Henry Ford would be tough competition for anyone vying for the title of "Top CEO." Though the automobile was an expensive luxury item when he founded the Ford Motor Co. in 1903, Ford had a dream: to build, as he said, "a car for the great multitude." The obstacles were numerous: for example, he would need to find a way to produce vehicles both cheaply and quickly (at the time a single company could only fashion two or three a day), and he would need to hope that eventually his merchandise was included in the definition of an American lifestyle.
Ford succeeded on both accounts. To speed up production he relied on division of labor and the early assembly line, in which "workers remained in place, adding one component to each automobile as it moved past them." And after the Model T, the United States evolved to embrace Ford’s gift; as highways were planned and suburbia grew, the American population was increasingly "entranced with the possibility of going anywhere, anytime."
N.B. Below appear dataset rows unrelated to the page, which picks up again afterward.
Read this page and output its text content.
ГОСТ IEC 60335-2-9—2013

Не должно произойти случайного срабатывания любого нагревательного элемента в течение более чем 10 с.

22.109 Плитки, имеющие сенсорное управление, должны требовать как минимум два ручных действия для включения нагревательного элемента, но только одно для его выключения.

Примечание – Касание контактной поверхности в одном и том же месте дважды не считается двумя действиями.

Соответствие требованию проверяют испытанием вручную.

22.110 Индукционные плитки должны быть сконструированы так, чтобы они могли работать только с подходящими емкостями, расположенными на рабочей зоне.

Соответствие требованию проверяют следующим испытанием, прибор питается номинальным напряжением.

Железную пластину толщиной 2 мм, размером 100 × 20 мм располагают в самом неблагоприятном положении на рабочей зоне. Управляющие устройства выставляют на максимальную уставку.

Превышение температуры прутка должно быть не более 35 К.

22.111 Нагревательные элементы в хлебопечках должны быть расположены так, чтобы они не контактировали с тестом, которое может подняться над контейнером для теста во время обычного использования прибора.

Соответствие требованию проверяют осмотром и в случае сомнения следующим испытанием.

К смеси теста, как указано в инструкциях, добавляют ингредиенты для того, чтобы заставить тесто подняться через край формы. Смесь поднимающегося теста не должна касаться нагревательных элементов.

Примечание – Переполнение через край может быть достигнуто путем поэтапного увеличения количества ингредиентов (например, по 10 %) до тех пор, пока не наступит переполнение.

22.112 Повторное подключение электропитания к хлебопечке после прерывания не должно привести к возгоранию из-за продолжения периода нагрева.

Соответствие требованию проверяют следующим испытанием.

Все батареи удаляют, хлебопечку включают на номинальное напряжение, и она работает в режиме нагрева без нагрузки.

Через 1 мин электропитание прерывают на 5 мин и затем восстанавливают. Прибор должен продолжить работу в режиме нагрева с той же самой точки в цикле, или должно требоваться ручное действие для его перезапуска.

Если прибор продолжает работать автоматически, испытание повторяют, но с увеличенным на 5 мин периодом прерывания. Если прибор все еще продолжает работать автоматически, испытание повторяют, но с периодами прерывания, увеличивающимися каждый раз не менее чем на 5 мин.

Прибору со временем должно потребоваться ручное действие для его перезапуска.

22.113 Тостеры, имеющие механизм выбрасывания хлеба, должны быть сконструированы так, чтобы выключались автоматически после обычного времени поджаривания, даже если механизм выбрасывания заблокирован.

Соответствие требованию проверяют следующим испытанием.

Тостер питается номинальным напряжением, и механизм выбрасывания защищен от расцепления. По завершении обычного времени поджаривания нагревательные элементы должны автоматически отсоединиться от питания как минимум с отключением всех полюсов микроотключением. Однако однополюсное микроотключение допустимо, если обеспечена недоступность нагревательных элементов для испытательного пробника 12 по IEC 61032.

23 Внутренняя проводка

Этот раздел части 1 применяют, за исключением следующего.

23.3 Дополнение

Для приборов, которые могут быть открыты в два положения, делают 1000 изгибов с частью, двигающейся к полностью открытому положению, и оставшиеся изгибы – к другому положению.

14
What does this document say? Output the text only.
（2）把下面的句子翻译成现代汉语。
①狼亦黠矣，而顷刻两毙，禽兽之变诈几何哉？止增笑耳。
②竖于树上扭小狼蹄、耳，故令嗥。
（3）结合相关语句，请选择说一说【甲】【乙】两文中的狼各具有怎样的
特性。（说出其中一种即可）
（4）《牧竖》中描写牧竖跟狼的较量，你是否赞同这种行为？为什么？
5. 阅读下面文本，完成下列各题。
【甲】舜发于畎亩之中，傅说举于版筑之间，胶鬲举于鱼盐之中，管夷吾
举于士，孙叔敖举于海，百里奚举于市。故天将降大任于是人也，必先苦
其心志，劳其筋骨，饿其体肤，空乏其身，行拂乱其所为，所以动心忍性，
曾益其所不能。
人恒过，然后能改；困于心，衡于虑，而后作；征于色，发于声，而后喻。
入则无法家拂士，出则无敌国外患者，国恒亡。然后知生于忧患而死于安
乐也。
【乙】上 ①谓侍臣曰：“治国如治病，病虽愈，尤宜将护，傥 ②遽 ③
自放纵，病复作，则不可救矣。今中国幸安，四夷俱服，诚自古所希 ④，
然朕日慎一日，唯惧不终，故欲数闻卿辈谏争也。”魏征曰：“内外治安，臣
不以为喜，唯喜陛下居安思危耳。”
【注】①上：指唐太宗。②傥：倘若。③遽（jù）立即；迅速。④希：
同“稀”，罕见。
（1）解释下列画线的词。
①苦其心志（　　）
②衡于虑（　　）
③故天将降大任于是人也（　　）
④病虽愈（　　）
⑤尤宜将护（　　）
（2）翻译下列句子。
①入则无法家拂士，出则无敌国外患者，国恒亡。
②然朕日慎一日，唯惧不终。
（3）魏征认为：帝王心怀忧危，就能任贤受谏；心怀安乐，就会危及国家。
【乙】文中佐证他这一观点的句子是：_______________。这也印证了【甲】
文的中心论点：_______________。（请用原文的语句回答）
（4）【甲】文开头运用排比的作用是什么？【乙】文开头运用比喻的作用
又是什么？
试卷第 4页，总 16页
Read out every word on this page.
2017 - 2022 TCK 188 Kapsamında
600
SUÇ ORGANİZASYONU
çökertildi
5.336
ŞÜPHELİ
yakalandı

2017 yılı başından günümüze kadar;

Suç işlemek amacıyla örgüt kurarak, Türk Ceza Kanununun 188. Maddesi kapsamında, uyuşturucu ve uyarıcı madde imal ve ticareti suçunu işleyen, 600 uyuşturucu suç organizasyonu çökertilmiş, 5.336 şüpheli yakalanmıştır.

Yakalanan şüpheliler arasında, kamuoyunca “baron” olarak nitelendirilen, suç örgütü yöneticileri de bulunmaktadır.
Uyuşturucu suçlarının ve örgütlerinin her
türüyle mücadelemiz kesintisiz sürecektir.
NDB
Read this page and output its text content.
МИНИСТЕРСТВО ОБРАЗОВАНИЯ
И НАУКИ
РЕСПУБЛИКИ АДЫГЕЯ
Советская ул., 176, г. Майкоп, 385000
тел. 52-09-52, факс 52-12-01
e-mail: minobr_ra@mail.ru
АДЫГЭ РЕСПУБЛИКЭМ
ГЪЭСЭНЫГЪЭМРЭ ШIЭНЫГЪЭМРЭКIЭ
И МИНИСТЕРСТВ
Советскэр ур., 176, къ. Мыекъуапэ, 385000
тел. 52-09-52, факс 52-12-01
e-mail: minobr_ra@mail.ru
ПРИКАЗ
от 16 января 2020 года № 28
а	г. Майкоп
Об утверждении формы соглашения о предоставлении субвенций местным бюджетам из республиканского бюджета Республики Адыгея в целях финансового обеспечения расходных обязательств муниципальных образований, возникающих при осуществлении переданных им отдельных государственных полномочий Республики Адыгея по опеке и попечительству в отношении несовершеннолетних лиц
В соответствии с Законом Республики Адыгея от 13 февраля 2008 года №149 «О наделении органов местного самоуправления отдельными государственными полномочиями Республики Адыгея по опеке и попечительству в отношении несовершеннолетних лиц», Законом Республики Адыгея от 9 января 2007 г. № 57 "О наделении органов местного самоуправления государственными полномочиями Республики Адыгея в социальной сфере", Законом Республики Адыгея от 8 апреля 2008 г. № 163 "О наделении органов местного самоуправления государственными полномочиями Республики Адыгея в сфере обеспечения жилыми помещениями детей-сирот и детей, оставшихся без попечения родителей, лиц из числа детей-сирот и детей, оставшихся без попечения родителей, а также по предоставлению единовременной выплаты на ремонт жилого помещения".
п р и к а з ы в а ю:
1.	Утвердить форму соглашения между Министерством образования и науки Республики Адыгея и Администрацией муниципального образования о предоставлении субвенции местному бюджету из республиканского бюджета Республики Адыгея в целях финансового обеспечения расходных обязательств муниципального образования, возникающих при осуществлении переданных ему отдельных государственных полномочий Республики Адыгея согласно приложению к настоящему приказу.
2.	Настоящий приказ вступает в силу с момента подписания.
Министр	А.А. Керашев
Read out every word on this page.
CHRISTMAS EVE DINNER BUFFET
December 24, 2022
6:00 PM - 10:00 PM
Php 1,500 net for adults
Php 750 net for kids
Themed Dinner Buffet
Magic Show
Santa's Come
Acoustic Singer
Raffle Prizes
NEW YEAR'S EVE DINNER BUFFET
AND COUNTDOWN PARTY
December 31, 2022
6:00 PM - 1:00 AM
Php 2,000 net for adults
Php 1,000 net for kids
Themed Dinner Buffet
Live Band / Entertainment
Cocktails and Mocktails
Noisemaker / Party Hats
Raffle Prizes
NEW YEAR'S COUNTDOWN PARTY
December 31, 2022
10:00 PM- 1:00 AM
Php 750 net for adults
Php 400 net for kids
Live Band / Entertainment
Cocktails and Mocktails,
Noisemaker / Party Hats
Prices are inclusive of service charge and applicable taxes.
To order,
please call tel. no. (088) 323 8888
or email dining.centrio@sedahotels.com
If Jobs lagged behind Ford here, it wasn’t by much. He too was familiar with pushing products before they had a market. "It’s really hard to design products by focus groups," he once said in a 1998 interview with BusinessWeek, "A lot of times, people don’t know what they want until you show it to them." What makes Jobs stand apart is that his vision transformed two industries – computers and consumer electronics. And he did it with products that were groundbreaking, not because they were first, but because they were designed in such a way that millions of people had to have them.